Thanks for the info. Im at 86k with same except blower.


----------



## obermd (Mar 3, 2012)

Post a picture of your odometer and I'll get you a 100,000 mile badge.


----------



## rescueswimmer (Mar 28, 2013)

obermd said:


> Post a picture of your odometer and I'll get you a 100,000 mile badge.












Also here is the Map sensor, Did not look as bad as some of the others I have seen but cleaned it none the less.


----------



## rescueswimmer (Mar 28, 2013)

dhpnet said:


> Was it worth buying the GM warranty? In other words, did you spend more on the warranty than you got in repairs, or would the repairs have cost more than the warranty? Just curious.
> 
> As far as brakes go, the Centric rotors are harder steel and have an electrocoating finish that looks great and should prevent some rust. No matter how great the OEM rotors were for you, these would probably be better, and the cost is similar. Check out Xtremerevolution's brake recommendations. There is some good info there.


I think we paid 560.00 for the GM extra guard through one of the online dealers. IIRC the reason for the cheaper price was it was 100K miles or 3 years, and I knew we would hit the 100K before the 3 year mark. The transmission seal job from GM billed out at 750.00, I had about 2500.00 worth of billable Parts and labor so it was worth it this time. I had purchased one for our Acura about 9 years ago, and it was like 1600.00 and I did not use it once in 5 years. So I look at it as insurance.


----------



## Tomko (Jun 1, 2013)

dhpnet said:


> Was it worth buying the GM warranty? In other words, did you spend more on the warranty than you got in repairs, or would the repairs have cost more than the warranty? Just curious.
> 
> As far as brakes go, the Centric rotors are harder steel and have an electrocoating finish that looks great and should prevent some rust.

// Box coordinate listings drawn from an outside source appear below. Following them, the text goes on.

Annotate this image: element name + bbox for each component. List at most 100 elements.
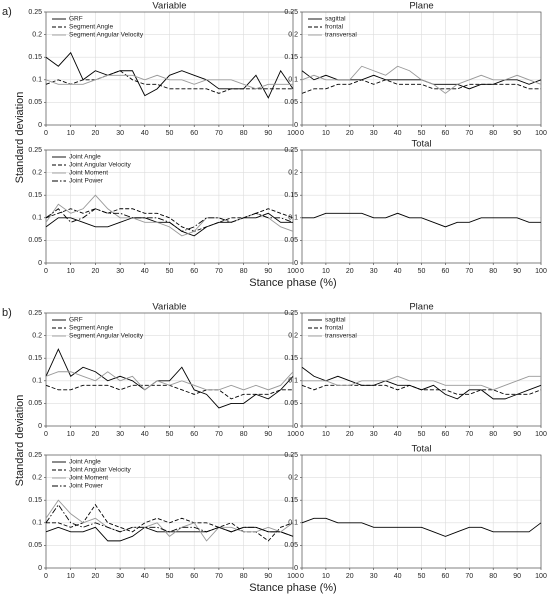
legend-label: transversal	[325, 32, 357, 39]
y-tick-label: 0	[294, 565, 298, 572]
plot-frame	[45, 312, 294, 427]
x-tick-label: 30	[116, 268, 124, 275]
x-tick-label: 40	[394, 130, 402, 137]
x-tick-label: 100	[287, 431, 299, 438]
x-tick-label: 80	[240, 130, 248, 137]
y-tick-label: 0.15	[28, 192, 42, 199]
x-tick-label: 0	[300, 268, 304, 275]
legend-label: Joint Power	[69, 483, 104, 490]
x-tick-label: 40	[141, 268, 149, 275]
x-tick-label: 70	[465, 268, 473, 275]
x-tick-label: 10	[322, 573, 330, 580]
x-tick-label: 80	[240, 431, 248, 438]
x-tick-label: 60	[190, 573, 198, 580]
x-tick-label: 60	[190, 268, 198, 275]
x-tick-label: 0	[44, 130, 48, 137]
series-line	[45, 499, 294, 542]
x-tick-label: 70	[215, 268, 223, 275]
series-line	[45, 51, 294, 99]
x-tick-label: 30	[116, 130, 124, 137]
y-tick-label: 0.05	[284, 237, 298, 244]
series-line	[302, 212, 541, 228]
y-tick-label: 0	[38, 423, 42, 430]
y-tick-label: 0.2	[288, 332, 298, 339]
chart-title: Variable	[152, 1, 186, 12]
x-tick-label: 40	[394, 431, 402, 438]
y-tick-label: 0	[38, 260, 42, 267]
plot-frame	[301, 11, 542, 126]
panel-label: a)	[2, 6, 12, 18]
legend-label: Segment Angular Velocity	[69, 32, 144, 39]
x-tick-label: 70	[215, 130, 223, 137]
y-tick-label: 0.1	[288, 520, 298, 527]
legend-label: transversal	[325, 333, 357, 340]
legend-label: Segment Angle	[69, 24, 113, 31]
y-tick-label: 0.2	[32, 332, 42, 339]
legend-label: Joint Moment	[69, 475, 108, 482]
series-line	[46, 503, 294, 542]
x-tick-label: 40	[141, 130, 149, 137]
legend-label: frontal	[325, 325, 344, 332]
y-tick-label: 0.1	[288, 378, 298, 385]
plot-frame	[301, 312, 542, 427]
legend-label: sagittal	[325, 317, 346, 324]
y-tick-label: 0.05	[28, 400, 42, 407]
chart-title: Variable	[152, 302, 186, 313]
series-line	[45, 348, 294, 409]
y-tick-label: 0.15	[28, 54, 42, 61]
x-tick-label: 100	[535, 130, 547, 137]
y-tick-label: 0	[294, 260, 298, 267]
y-tick-label: 0.05	[284, 99, 298, 106]
y-axis-label: Standard deviation	[14, 395, 26, 487]
y-tick-label: 0.2	[32, 31, 42, 38]
x-tick-label: 20	[92, 268, 100, 275]
x-tick-label: 40	[394, 268, 402, 275]
y-tick-label: 0.25	[28, 147, 42, 154]
y-tick-label: 0.2	[288, 169, 298, 176]
x-tick-label: 0	[44, 431, 48, 438]
y-tick-label: 0.25	[284, 9, 298, 16]
y-tick-label: 0.15	[284, 497, 298, 504]
x-tick-label: 60	[442, 431, 450, 438]
plot-frame	[45, 11, 294, 126]
x-tick-label: 30	[370, 268, 378, 275]
legend-label: Joint Angle	[69, 154, 101, 161]
series-line	[45, 208, 294, 232]
x-tick-label: 100	[535, 268, 547, 275]
panel-label: b)	[2, 307, 12, 319]
x-tick-label: 10	[322, 268, 330, 275]
x-tick-label: 70	[215, 431, 223, 438]
series-line	[45, 74, 293, 90]
y-tick-label: 0.1	[32, 77, 42, 84]
x-tick-label: 90	[513, 268, 521, 275]
y-tick-label: 0.05	[284, 542, 298, 549]
x-tick-label: 100	[287, 268, 299, 275]
x-tick-label: 90	[264, 573, 272, 580]
x-tick-label: 60	[190, 431, 198, 438]
plot-frame	[301, 149, 542, 264]
x-tick-label: 70	[215, 573, 223, 580]
x-tick-label: 50	[418, 431, 426, 438]
x-tick-label: 80	[489, 268, 497, 275]
x-tick-label: 50	[418, 268, 426, 275]
y-tick-label: 0.25	[28, 452, 42, 459]
legend-label: frontal	[325, 24, 344, 31]
x-tick-label: 10	[322, 130, 330, 137]
y-tick-label: 0	[294, 423, 298, 430]
y-tick-label: 0.1	[288, 77, 298, 84]
y-tick-label: 0.05	[284, 400, 298, 407]
y-tick-label: 0.15	[284, 355, 298, 362]
x-tick-label: 20	[346, 573, 354, 580]
legend-label: Joint Angle	[69, 459, 101, 466]
x-tick-label: 40	[141, 573, 149, 580]
x-tick-label: 30	[370, 431, 378, 438]
legend-label: Joint Angular Velocity	[69, 467, 132, 474]
x-tick-label: 70	[465, 130, 473, 137]
x-axis-label: Stance phase (%)	[249, 582, 336, 594]
x-axis-label: Stance phase (%)	[249, 277, 336, 289]
x-tick-label: 70	[465, 573, 473, 580]
x-tick-label: 10	[67, 268, 75, 275]
x-tick-label: 40	[394, 573, 402, 580]
x-tick-label: 10	[67, 573, 75, 580]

No matter how great the OEM rotors were for you, these would probably be better, and the cost is similar. Check out Xtremerevolution's brake recommendations. There is some good info there.


I'm not sure how well known it is, but the stock OEM rotors on the CTD are the same ones that the Cadillac ATS leaves the factory with on the 2.5 engine model.


----------



## mkohan (Dec 19, 2015)

Congrats on the 100K. Great to see more get there, I notice my MPG is dropping too. Was @ 44.6 for the longest time. Had the second recall for the NX sensor & reflash in June. MPG dropping since. But the car is running great with not CEL or other problems.


----------



## BDCCruze (Jul 12, 2017)

mkohan said:


> Congrats on the 100K. Great to see more get there, I notice my MPG is dropping too. Was @ 44.6 for the longest time. Had the second recall for the NX sensor & reflash in June. MPG dropping since. But the car is running great with not CEL or other problems.


I was actually recording my MPG for about 3 months prior to the Summer 2017 flash, so afterwords I kept going. I had 10 fills up prior to the flash and 16 after. Obviously 16 is a larger sample size, but I gained 1.3 MPG post-flash. If I reduce the post-flash down to the 10 immediately following to increase margin of error, my gain drops to .9 MPG increase. That's still a 2% uplift. My driving is about 85% highway 15% city. Approximately 600 miles per week.

Bottom line is I think truthfully the .9 MPG increase is margin of error and that the trim flash likely netted no change in MPG.


----------